Roberto L. Panlilio, senior country officer at JP Morgan Philippines, cited the importance of assisting micro, small and medium enterprises (MSMEs), saying engagement with them “is critical” in their rudimentary stages.
Panlilio voiced excitement at the potential of MSMEs in ushering tremendous opportunities that will in turn help in developing sectors and generating jobs.
On the other hand, DOST undersecretary for research and development Rowena Cristina L. Guevara noted that the Philippine startup scene is growing quickly, boosted by the country’s young population who are digitally savvy.
“By continuing to develop ideas into innovative products and technologies, startups can evolve to become great companies that positively impact the future of the Philippines,” said Guevara.

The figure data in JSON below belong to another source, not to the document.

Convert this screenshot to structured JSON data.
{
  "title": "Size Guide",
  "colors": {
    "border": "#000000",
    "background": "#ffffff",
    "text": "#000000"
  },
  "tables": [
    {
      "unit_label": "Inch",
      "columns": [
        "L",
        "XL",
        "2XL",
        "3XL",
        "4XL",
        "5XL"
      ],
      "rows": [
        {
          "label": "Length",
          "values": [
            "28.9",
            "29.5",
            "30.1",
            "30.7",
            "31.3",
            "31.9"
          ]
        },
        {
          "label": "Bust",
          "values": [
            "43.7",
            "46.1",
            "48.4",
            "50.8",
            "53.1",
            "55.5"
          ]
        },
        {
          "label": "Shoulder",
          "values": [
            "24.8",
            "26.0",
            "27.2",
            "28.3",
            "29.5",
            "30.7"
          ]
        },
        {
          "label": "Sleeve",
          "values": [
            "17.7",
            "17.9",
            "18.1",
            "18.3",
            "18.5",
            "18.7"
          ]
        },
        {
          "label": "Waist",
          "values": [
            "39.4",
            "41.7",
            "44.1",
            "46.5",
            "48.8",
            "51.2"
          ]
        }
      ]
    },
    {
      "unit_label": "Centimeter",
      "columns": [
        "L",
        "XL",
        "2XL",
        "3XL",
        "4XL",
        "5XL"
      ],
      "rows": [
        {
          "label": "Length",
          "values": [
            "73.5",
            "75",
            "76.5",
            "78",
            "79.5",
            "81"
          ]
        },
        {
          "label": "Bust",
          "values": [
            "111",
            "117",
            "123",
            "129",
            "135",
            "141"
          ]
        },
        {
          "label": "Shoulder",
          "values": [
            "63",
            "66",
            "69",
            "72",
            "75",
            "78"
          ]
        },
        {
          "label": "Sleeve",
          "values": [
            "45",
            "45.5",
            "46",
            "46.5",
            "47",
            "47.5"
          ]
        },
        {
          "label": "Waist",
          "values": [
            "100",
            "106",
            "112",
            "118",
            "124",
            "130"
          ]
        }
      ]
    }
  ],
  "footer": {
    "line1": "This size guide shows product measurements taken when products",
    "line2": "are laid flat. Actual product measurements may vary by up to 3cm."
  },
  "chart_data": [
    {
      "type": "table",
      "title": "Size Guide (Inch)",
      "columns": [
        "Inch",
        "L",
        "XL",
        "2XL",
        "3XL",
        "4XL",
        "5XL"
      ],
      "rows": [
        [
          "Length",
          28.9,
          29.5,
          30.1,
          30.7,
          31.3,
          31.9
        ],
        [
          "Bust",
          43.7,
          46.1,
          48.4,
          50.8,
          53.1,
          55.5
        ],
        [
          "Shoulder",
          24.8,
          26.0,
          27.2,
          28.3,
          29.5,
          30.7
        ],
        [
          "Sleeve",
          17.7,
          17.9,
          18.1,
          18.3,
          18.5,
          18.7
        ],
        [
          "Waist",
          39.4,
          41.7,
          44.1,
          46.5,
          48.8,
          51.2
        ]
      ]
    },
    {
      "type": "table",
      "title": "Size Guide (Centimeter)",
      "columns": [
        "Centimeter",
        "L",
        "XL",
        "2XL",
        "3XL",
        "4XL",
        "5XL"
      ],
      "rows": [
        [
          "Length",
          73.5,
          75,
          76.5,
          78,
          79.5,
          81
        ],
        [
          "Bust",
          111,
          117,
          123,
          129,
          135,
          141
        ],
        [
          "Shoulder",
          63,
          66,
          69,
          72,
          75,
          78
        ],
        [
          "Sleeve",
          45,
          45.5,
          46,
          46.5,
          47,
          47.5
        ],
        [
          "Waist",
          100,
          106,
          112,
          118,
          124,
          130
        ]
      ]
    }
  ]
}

Dr. Carlos Primo David, executive director of the DOST’s Philippine Council for Industry, Energy and Emerging Research and Development (PCIEERD), said QBO is the 11th incubator in the country and the only one that is not school-based.
He said DOST-PCIEERD provided funding to QBO to help build technology in the startup sphere. “We have the talent and skills in the Philippines,” David said.
QBO and JP Morgan are planning to enroll 15 startups in the incubation program by the end of 2017.